Nachum, I think you're right, but I would take it one step further.
The people who refuse to learn the lesson about Israel often refuse to learn the lesson about their own countries as well.
The same worldview that believes peace automatically creates security is the worldview that believes multiculturalism automatically creates harmony, that every culture is compatible with every other culture, that borders don't matter, that ideology doesn't matter, and that if we are simply tolerant enough, everyone will eventually get along.
Look at what is happening in parts of Europe. Look at England. Look at the social tensions, the parallel communities, the growing polarization, and the fears many ordinary citizens now openly express about the future of their own countries.
Yet many of the same political leaders who failed to understand the threat facing Israel seem equally unable to recognize the problems developing in their own societies.
You would think October 7 would have been a wake-up call. You would think years of rising tensions in Europe would have been a wake-up call. But they don't seem to wake up.

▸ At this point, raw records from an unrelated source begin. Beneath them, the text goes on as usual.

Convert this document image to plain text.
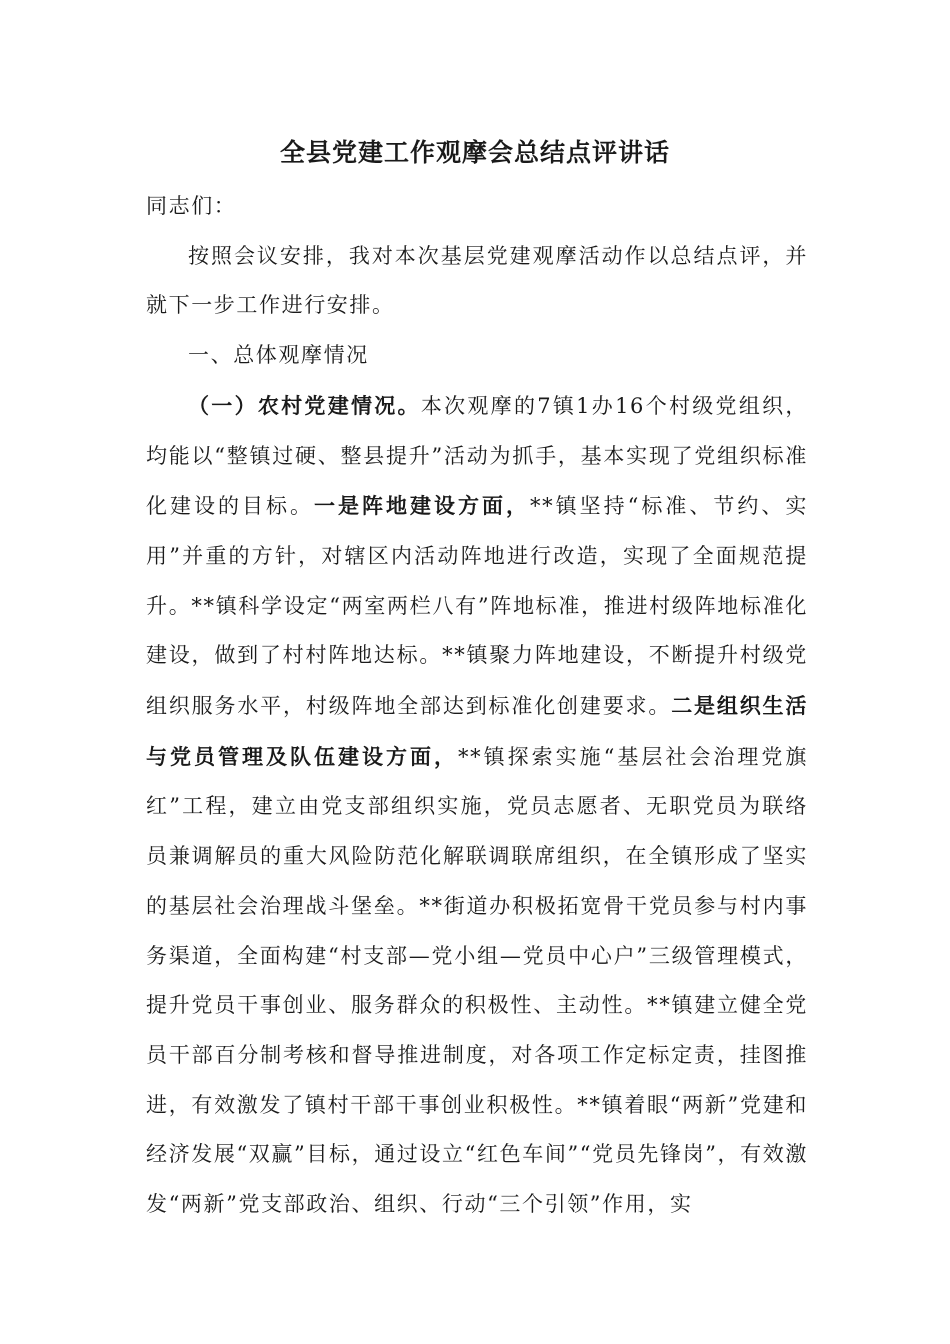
全县党建工作观摩会总结点评讲话

同志们：

按照会议安排，我对本次基层党建观摩活动作以总结点评，并就下一步工作进行安排。

一、总体观摩情况

（一）农村党建情况。本次观摩的7镇1办16个村级党组织，均能以“整镇过硬、整县提升”活动为抓手，基本实现了党组织标准化建设的目标。一是阵地建设方面，**镇坚持“标准、节约、实用”并重的方针，对辖区内活动阵地进行改造，实现了全面规范提升。**镇科学设定“两室两栏八有”阵地标准，推进村级阵地标准化建设，做到了村村阵地达标。**镇聚力阵地建设，不断提升村级党组织服务水平，村级阵地全部达到标准化创建要求。二是组织生活与党员管理及队伍建设方面，**镇探索实施“基层社会治理党旗红”工程，建立由党支部组织实施，党员志愿者、无职党员为联络员兼调解员的重大风险防范化解联调联席组织，在全镇形成了坚实的基层社会治理战斗堡垒。**街道办积极拓宽骨干党员参与村内事务渠道，全面构建“村支部—党小组—党员中心户”三级管理模式，提升党员干事创业、服务群众的积极性、主动性。**镇建立健全党员干部百分制考核和督导推进制度，对各项工作定标定责，挂图推进，有效激发了镇村干部干事创业积极性。**镇着眼“两新”党建和经济发展“双赢”目标，通过设立“红色车间”“党员先锋岗”，有效激发“两新”党支部政治、组织、行动“三个引领”作用，实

Instead, they cling to the same assumptions, the same slogans, and the same comforting narratives.
What frustrates me is that reality keeps presenting them with evidence, and they keep looking away. At some point, it stops being a lack of information and starts becoming a refusal to confront unpleasant truths.
That may be the biggest problem of all.
On the money! And have you noticed how the news - even including FOX, which is generally fair in covering Israel - has omitted reporting that Israel's attacks on Lebanon are a RESPONSE to Hizbullah's attacks on Israel's northern communities? They report, "Israel attacked Beirut this afternoon..." with no explanation whatsoever.